Combined, Indianapolis-based Anthem and its affiliated companies provide health insurance coverage for more than 74 million people.

About 3% of all MA enrollees are in plans offered by Anthem affiliates, making the insurer one of the biggest players in the Medicare Advantage market, according to Kaiser Family Foundation statics.

Always Best Care also launched a national contract initiative in February for outside support in landing MA opportunities.

“We’ve contracted with an independent contractor that has extensive prior experience developing national contracts with major payer [and] referral sources,” Brown said. “We are close to finalizing one major contract and have two more in the works. We have a national workers’ compensation contract with OneCall, and beyond that, we are initially focused on [long-term care] insurance, veteran’s programs and expanding further into workers’ compensation insurance, health care service plans, occupational benefit plans or other contracts for various covered services.”

Recruiting caregivers

Like most home care organizations across the country, Always Best Care is grappling with how to attract and retain caregivers. In 2018, the national home care turnover rate was 82%, according to the latest Home Care Benchmarking Study from Home Care Pulse.

“The No. 1 challenge in the industry, of course, is not only the caregiver turnover rate but caregiver availability,” Brown said. “I think it’s no mystery that the number of people requiring care continues to grow at a faster rate than the number of people that are available to provide care.”

The current landscape calls for organizations to become increasingly more creative in their efforts to address this industry-wide pain point.

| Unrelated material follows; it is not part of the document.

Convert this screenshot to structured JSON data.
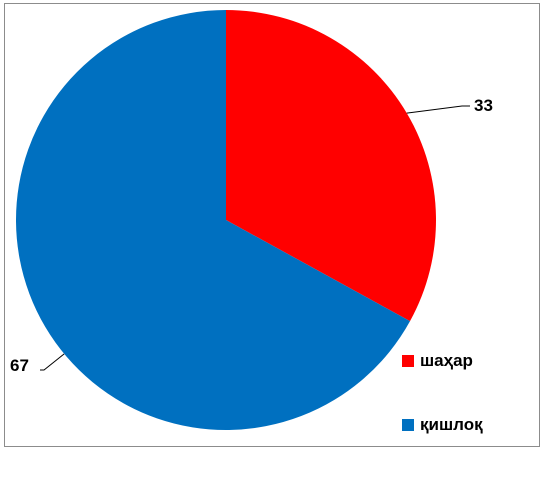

In response, Always Best Care has formed relationships with recruitment companies like Hireology and myCNAjobs.com. It has also formed caregiver training relationships with the Institute for Professional Care Education and CareAcademy.

The company is currently working on a solution to improve worker benefits for caregivers and is hoping to roll out a daily-pay program for its caregivers. Other home-based care companies have taken similar approaches, including BrightSpring Health Services, which went live with a daily-pay initiative at the end of 2018.

“Right now, we’re developing some national programs to provide benefits to caregivers that are more than what our competition does and considers their well-being,” he said. “We are looking at a provider that will help us be able to provide daily pay to a caregiver. It’s very beneficial for a caregiver that is sometimes living from paycheck to paycheck to be able to get their money daily instead of every week or every two weeks.”